One, informally known as “Fornarina,’’ or the baker’s daughter, was said to be his mistress and was painted in his last year of life. A finger on her right hand appears to point to an slim armband on her bare arm with the artist’s name. Nearby is “Portrait of a woman called ‘La Velata,’” or the veiled woman.

When Italy’s COVID-19 outbreak surfaced last month, more than 70,000 tickets had already been sold for the “Raffaello” exhibit.

Organizers on Wednesday said “the number of visitors accessing the halls will be controlled” to dilute the risks of any visitors transmitting the new coronavirus.

But if “Raffaello” was forced to temporarily close its doors or slash entrance numbers, it’s be highly unlikely that it could be extended.

While the Uffizi has so many Raphael works it could lend 40 and still keep its Raphael room open in the Florence museum, other lending institutions, among them the Prado, the Louvre, the National Gallery in London and the National Gallery of Art in Washington, D.C., would be reluctant to deprive for more weeks their own visitors of an opportunity to view their Raphael works in their own collections.
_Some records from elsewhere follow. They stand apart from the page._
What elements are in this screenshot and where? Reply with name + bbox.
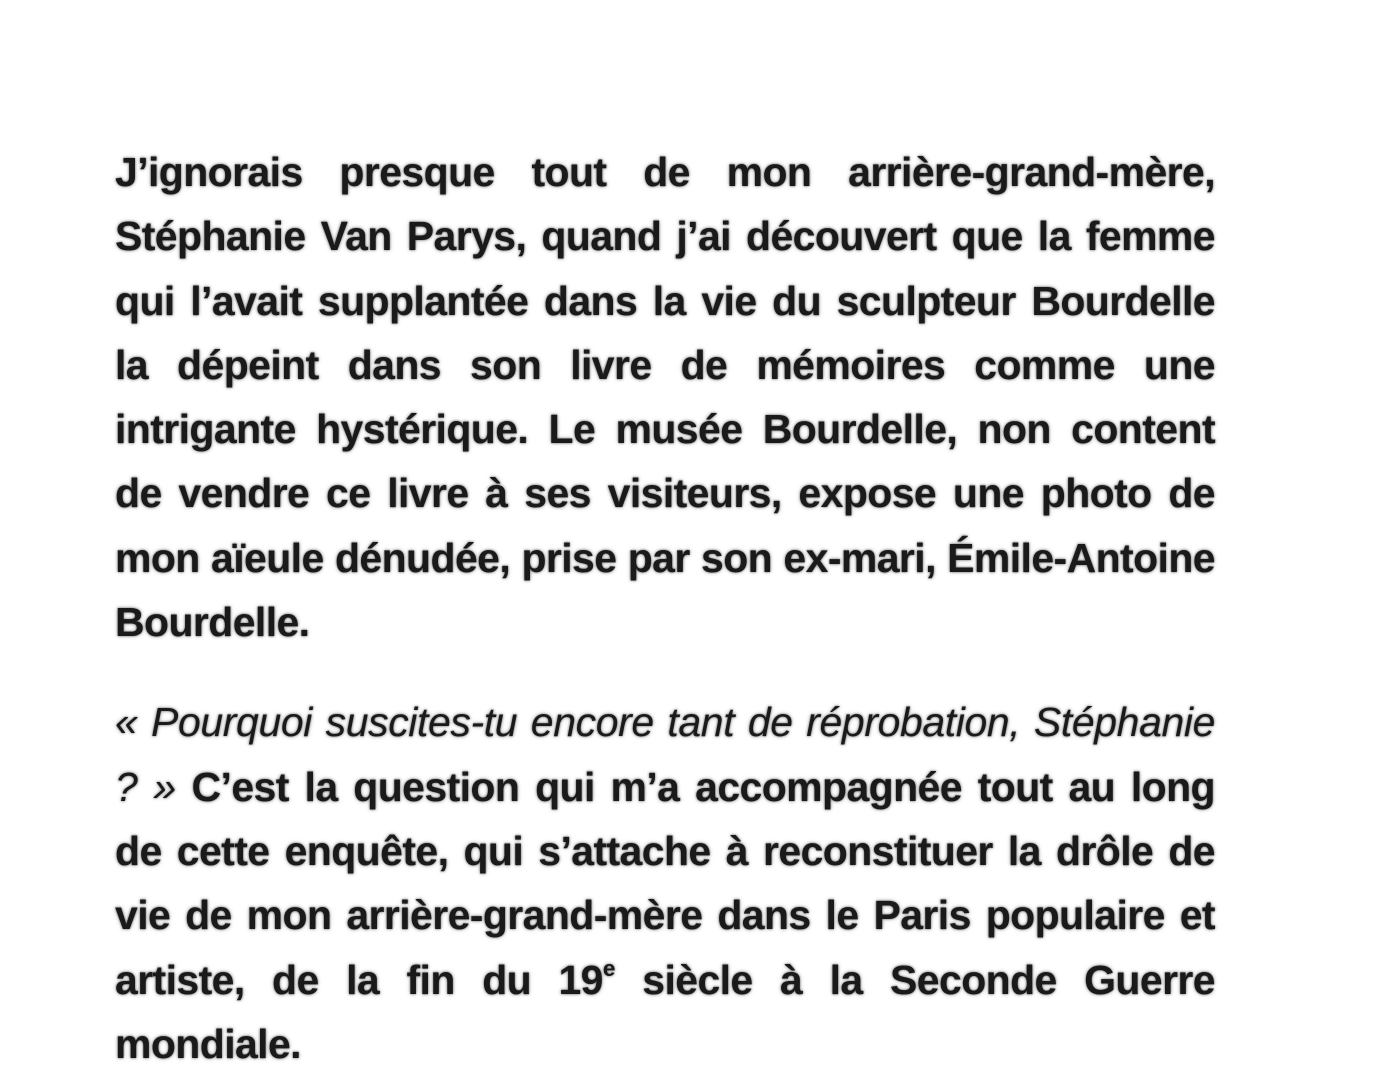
paragraph-2-quote: « Pourquoi suscites-tu encore tant de réprobation, Stéphanie ? » — [115, 699, 1215, 810]
century-superscript: e — [602, 955, 615, 981]
paragraph-1: J’ignorais presque tout de mon arrière-grand-mère, Stéphanie Van Parys, quand j’ai découvert que la femme qui l’avait supplantée dans la vie du sculpteur Bourdelle la dépeint dans son livre de mémoires comme une intrigante hystérique. Le musée Bourdelle, non content de vendre ce livre à ses visiteurs, expose une photo de mon aïeule dénudée, prise par son ex-mari, Émile-Antoine Bourdelle. — [115, 149, 1215, 646]
paragraph-2-text: C’est la question qui m’a accompagnée tout au long de cette enquête, qui s’attache à reconstituer la drôle de vie de mon arrière-grand-mère dans le Paris populaire et artiste, de la fin du 19 — [115, 763, 1215, 1003]
paragraph-2 — [115, 690, 1215, 1076]
text-block — [115, 140, 1215, 1076]
paragraph-2-text-end: siècle à la Seconde Guerre mondiale. — [115, 956, 1215, 1067]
The viral outbreak has already inconvenienced art lovers in Italy.

Last week, admirers of Caravaggio, the Baroque master painter, found themselves locked out of a church in Rome, St. Louis of the French, which has three of the painter’s works. A priest at the church had tested positive for the virus after passing through Italy’s north, the heart of the outbreak in Europe. When the church re-opened on Wednesday, several tourists wore face masks.

Earlier in Italy’s outbreak, the government ordered museums in the hard-hit northern regions temporarily closed. When Turin’s renowned Egyptian Museum re-opened this week, director Christian Greco decided to extend its opening hours to better space out visitors.

“The museum is for everyone, and we’re here for them,’’ Greco told state radio Tuesday. The mood among his relieved staff was “happy to come back.”